AlterNet: Bill Cosby's New Book Full of Racial Stereotypes
For instance, it is considered a myth that black kids will accuse other blacks, who pursue intellectual excellence, as 'acting white'. However, I am not a mythical figure and although anecdotal evidence isn't good evidence it is also not entirely empty.
The first time I heard that I was 'acting white' for getting good grades and reading for pleasure was junior high school, back in 1980, which was the first time I went to a school that had more than just one or two other blacks in it. The last time I heard it was sometime around my last year of undergrad. The difference? Between junior high and my junior year of college, I was going to school with a fair number of other black folks--the height coming in high school. After high school the number of other blacks I was in school with tailed off dramatically. Coincidence? Perhaps but the correlation is too tight to be dismissed out of hand. Look, what I think pisses people off when folks like Cosby make these kinds of public pronouncements is this; MOST of what you'll hear coming from the left side of the spectrum will put the emphasis on the larger society with a tossing, obligatory nod to education or some other kind of self-determination bromide. So when Cosby or McWhorter or Steele makes a statement emphasing more what black folks should be doing--pushing one another hard to do well in school, etc.--it can *appear* that that is all they are saying. In this it is like white privilege--no small number of white folks feel, not entirely unjustfiably--that things are different and they are. There was a time when no white person was going to have to worry that a black woman was going to be *better* qualified for their job than they are. So now that they have to compete to *any* degree with folks from the chocolate side of the Force feels like a loss of position and privilege. Please note that one can acknowledge the above while *still* recognizing that this is precisely what a equal society *should* feel like--a loss of privilege for one group as things even out.

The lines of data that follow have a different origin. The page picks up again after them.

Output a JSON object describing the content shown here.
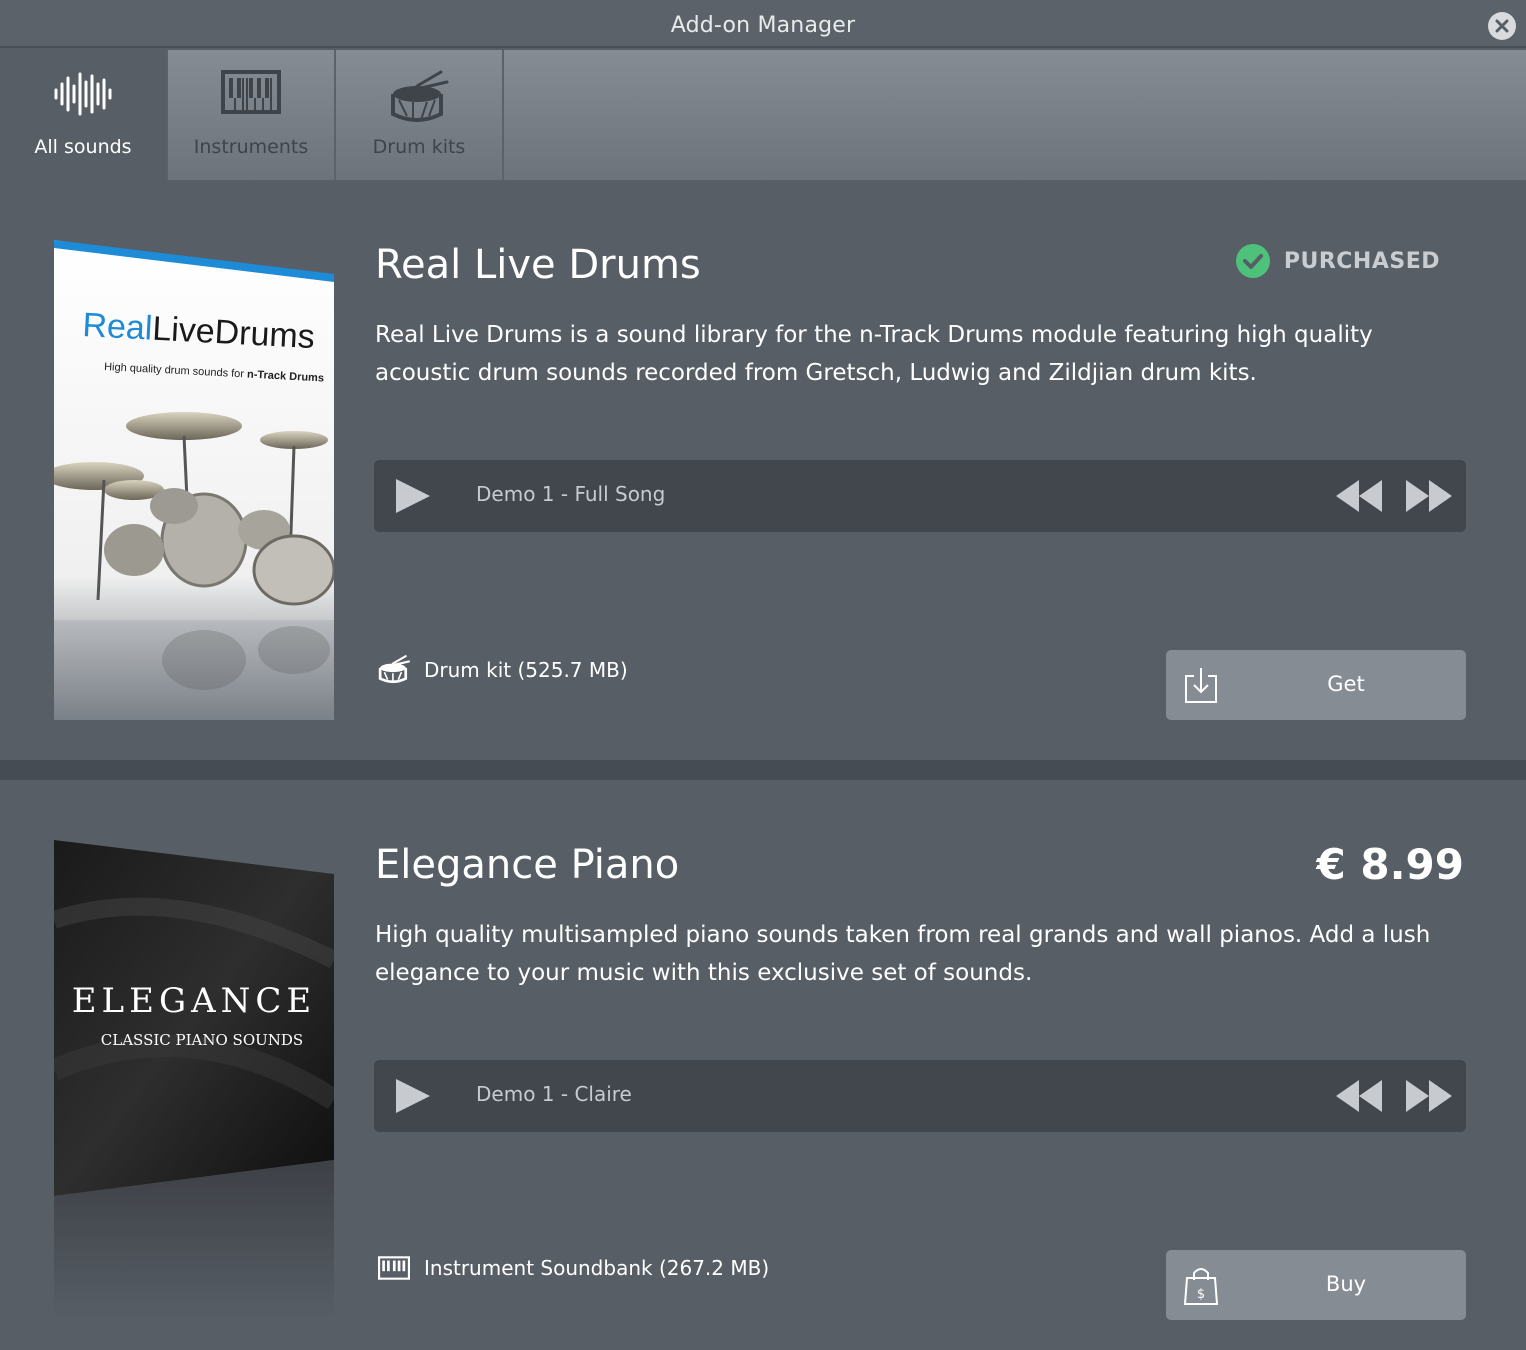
{
  "window": {
    "title": "Add-on Manager"
  },
  "tabs": [
    {
      "label": "All sounds",
      "icon": "waveform-icon",
      "active": true
    },
    {
      "label": "Instruments",
      "icon": "keyboard-icon",
      "active": false
    },
    {
      "label": "Drum kits",
      "icon": "drum-icon",
      "active": false
    }
  ],
  "products": [
    {
      "name": "Real Live Drums",
      "status": "PURCHASED",
      "description": "Real Live Drums is a sound library for the n-Track Drums module featuring high quality acoustic drum sounds recorded from Gretsch, Ludwig and Zildjian drum kits.",
      "cover": {
        "brand_part1": "Real",
        "brand_part2": "LiveDrums",
        "tagline_prefix": "High quality drum sounds for",
        "tagline_suffix": "n-Track Drums"
      },
      "player": {
        "track": "Demo 1 - Full Song"
      },
      "meta": "Drum kit (525.7 MB)",
      "action": "Get"
    },
    {
      "name": "Elegance Piano",
      "price": "€ 8.99",
      "description": "High quality multisampled piano sounds taken from real grands and wall pianos. Add a lush elegance to your music with this exclusive set of sounds.",
      "cover": {
        "title": "ELEGANCE",
        "subtitle": "CLASSIC PIANO SOUNDS"
      },
      "player": {
        "track": "Demo 1 - Claire"
      },
      "meta": "Instrument Soundbank (267.2 MB)",
      "action": "Buy"
    }
  ],
  "colors": {
    "accent_check": "#4ec27b",
    "brand_blue": "#1e8bd6"
  }
}
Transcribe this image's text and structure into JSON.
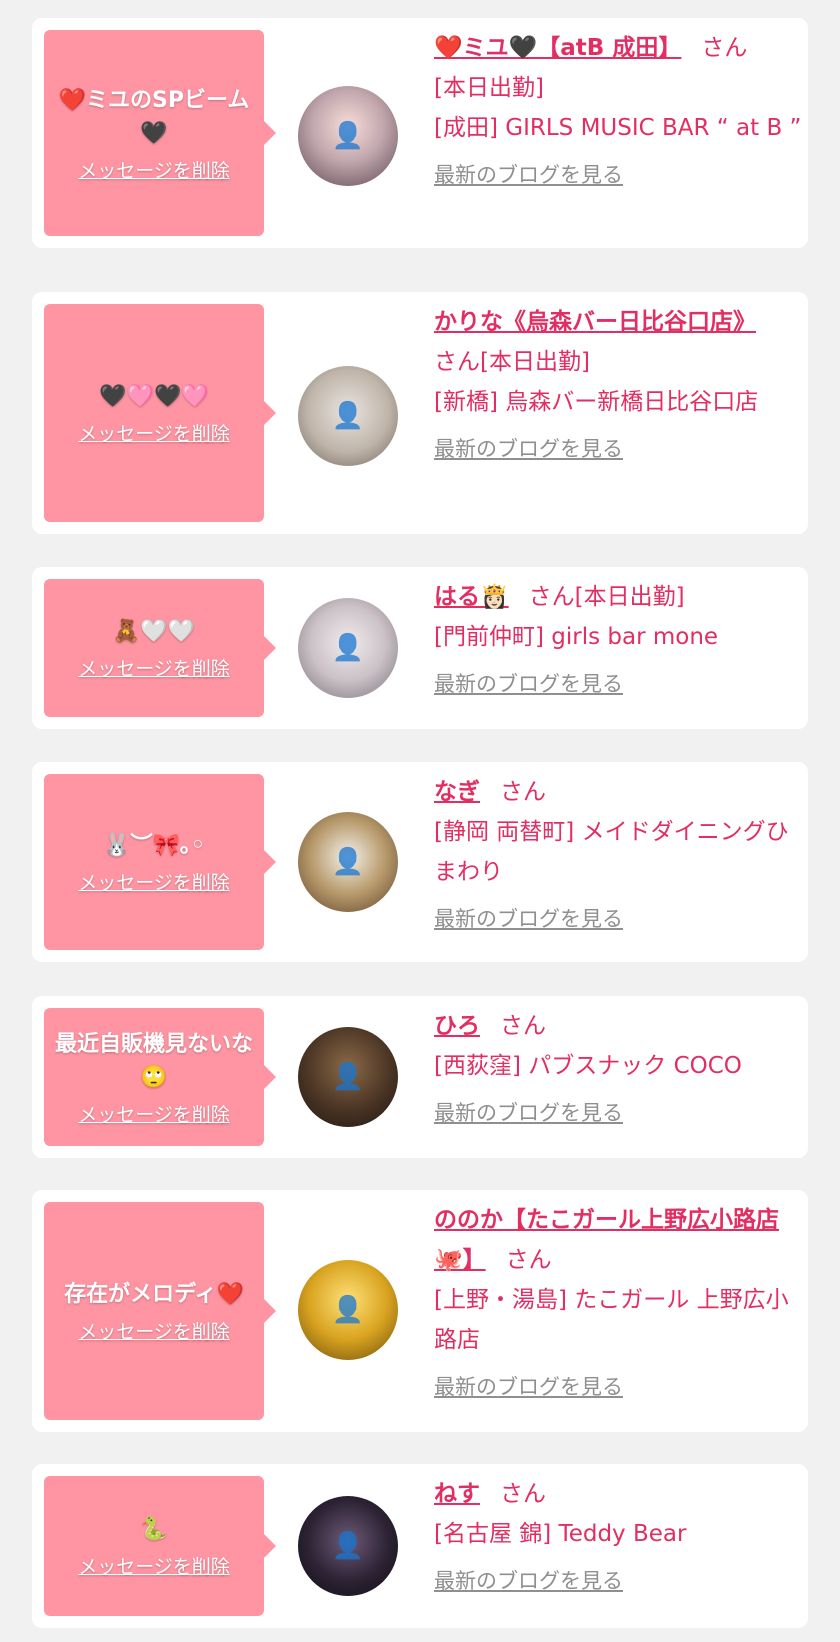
{
  "delete_label": "メッセージを削除",
  "san_label": "さん",
  "blog_label": "最新のブログを見る",
  "cards": [
    {
      "message_parts": [
        "❤️",
        "ミユのSPビーム",
        "🖤"
      ],
      "name": "❤️ミユ🖤【atB 成田】",
      "status": "[本日出勤]",
      "location": "[成田] GIRLS MUSIC BAR “ at B ”"
    },
    {
      "message_parts": [
        "🖤🩷🖤🩷"
      ],
      "name": "かりな《烏森バー日比谷口店》",
      "status": "[本日出勤]",
      "location": "[新橋] 烏森バー新橋日比谷口店"
    },
    {
      "message_parts": [
        "🧸🤍🤍"
      ],
      "name": "はる👸🏻",
      "status": "[本日出勤]",
      "location": "[門前仲町] girls bar mone"
    },
    {
      "message_parts": [
        "🐰︶🎀｡◦"
      ],
      "name": "なぎ",
      "status": "",
      "location": "[静岡 両替町] メイドダイニングひまわり"
    },
    {
      "message_parts": [
        "最近自販機見ないな",
        "🙄"
      ],
      "name": "ひろ",
      "status": "",
      "location": "[西荻窪] パブスナック COCO"
    },
    {
      "message_parts": [
        "存在がメロディ",
        "❤️"
      ],
      "name": "ののか【たこガール上野広小路店🐙】",
      "status": "",
      "location": "[上野・湯島] たこガール 上野広小路店"
    },
    {
      "message_parts": [
        "🐍"
      ],
      "name": "ねす",
      "status": "",
      "location": "[名古屋 錦] Teddy Bear"
    }
  ],
  "colors": {
    "background": "#f1f1f1",
    "bubble": "#ff95a3",
    "name_text": "#e22e62",
    "link_gray": "#8f8f8f"
  }
}
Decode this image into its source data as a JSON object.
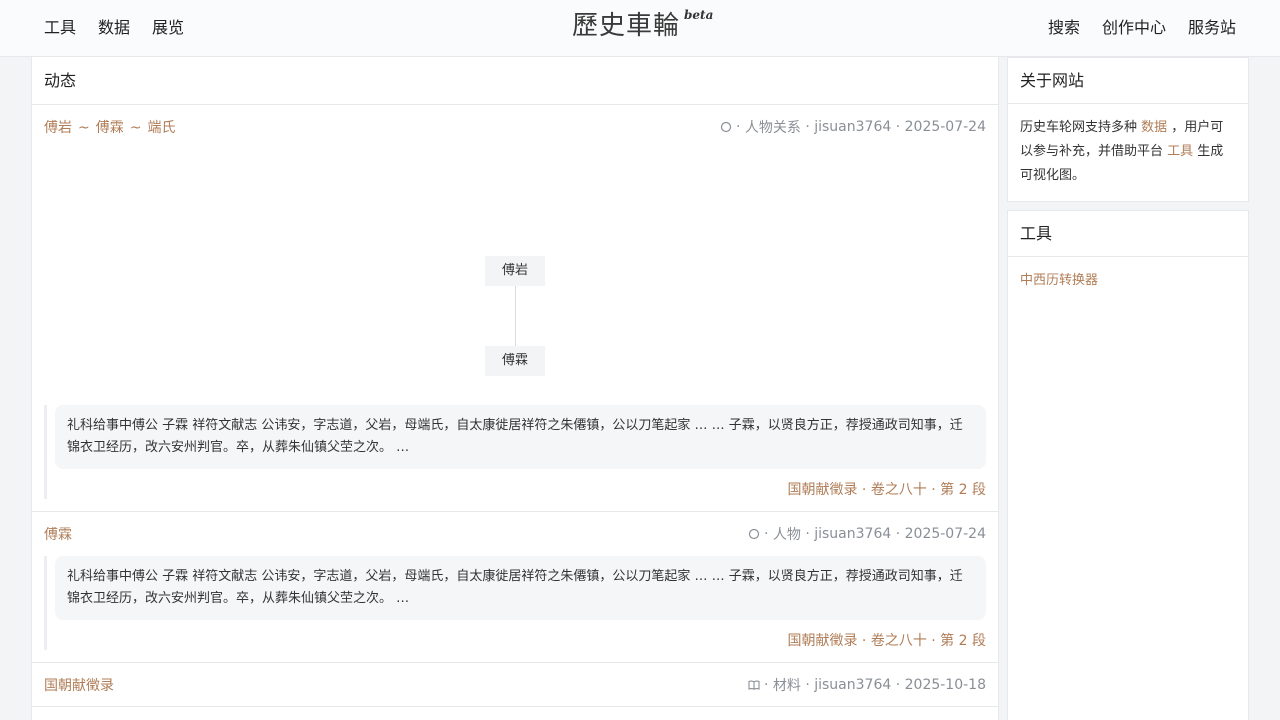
{
  "nav": {
    "left": [
      "工具",
      "数据",
      "展览"
    ],
    "brand": "歷史車輪",
    "beta": "beta",
    "right": [
      "搜索",
      "创作中心",
      "服务站"
    ]
  },
  "feed": {
    "header": "动态",
    "entries": [
      {
        "title_parts": [
          "傅岩",
          "~",
          "傅霖",
          "~",
          "端氏"
        ],
        "type": "人物关系",
        "user": "jisuan3764",
        "date": "2025-07-24",
        "icon": "circle-icon",
        "graph_nodes": [
          "傅岩",
          "傅霖"
        ],
        "quote": "礼科给事中傅公 子霖 祥符文献志 公讳安，字志道，父岩，母端氏，自太康徙居祥符之朱僊镇，公以刀笔起家 … … 子霖，以贤良方正，荐授通政司知事，迁锦衣卫经历，改六安州判官。卒，从葬朱仙镇父茔之次。 …",
        "source": "国朝献徵录 · 卷之八十 · 第 2 段"
      },
      {
        "title": "傅霖",
        "type": "人物",
        "user": "jisuan3764",
        "date": "2025-07-24",
        "icon": "circle-icon",
        "quote": "礼科给事中傅公 子霖 祥符文献志 公讳安，字志道，父岩，母端氏，自太康徙居祥符之朱僊镇，公以刀笔起家 … … 子霖，以贤良方正，荐授通政司知事，迁锦衣卫经历，改六安州判官。卒，从葬朱仙镇父茔之次。 …",
        "source": "国朝献徵录 · 卷之八十 · 第 2 段"
      },
      {
        "title": "国朝献徵录",
        "type": "材料",
        "user": "jisuan3764",
        "date": "2025-10-18",
        "icon": "book-icon"
      }
    ]
  },
  "sidebar": {
    "about": {
      "title": "关于网站",
      "text_a": "历史车轮网支持多种 ",
      "link_data": "数据",
      "text_b": " ，用户可以参与补充，并借助平台 ",
      "link_tool": "工具",
      "text_c": " 生成可视化图。"
    },
    "tools": {
      "title": "工具",
      "items": [
        "中西历转换器"
      ]
    }
  },
  "colors": {
    "accent": "#b07d57",
    "muted": "#8a8f96",
    "border": "#e6e8eb"
  }
}
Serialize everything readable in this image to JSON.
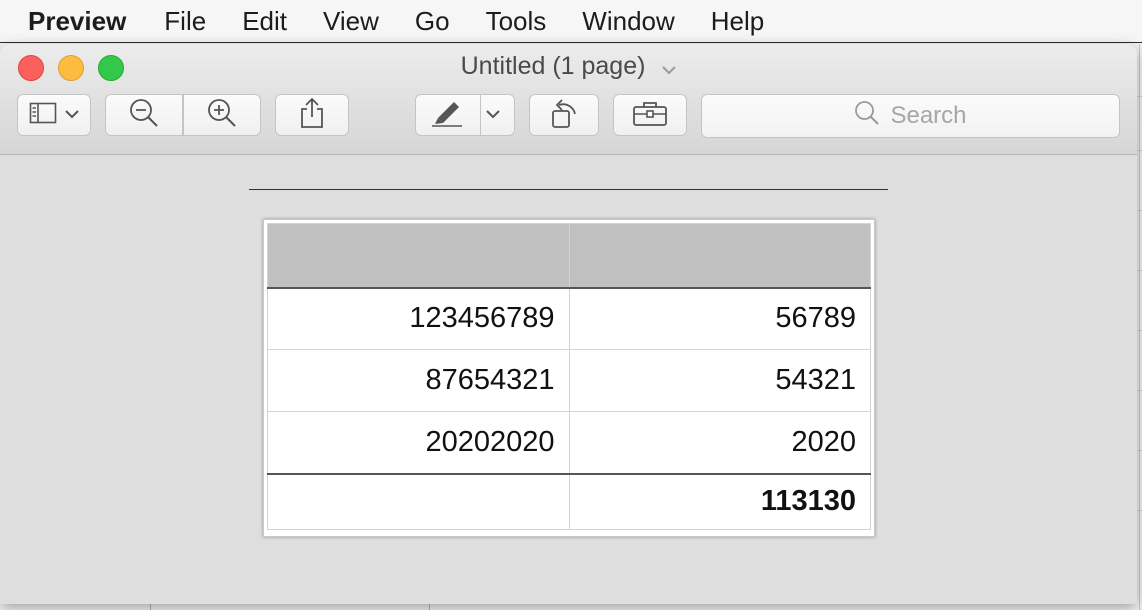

Now, all I'm saying--and I want to be clear that this is all that is being said--is that the vague hand-waving of "yes, yes, black folks should encourage one another to get an education" isn't *enough* emphasis. As I said on another thread here related to race, black folks have got to strive to be the best and brightest people in the room, every time, every room. Anything less than that must, until we are *truly* an equal society (or least more just in a Rawlsian sense than we are now), be considered less than smashing success simply because it will be *seen* as such.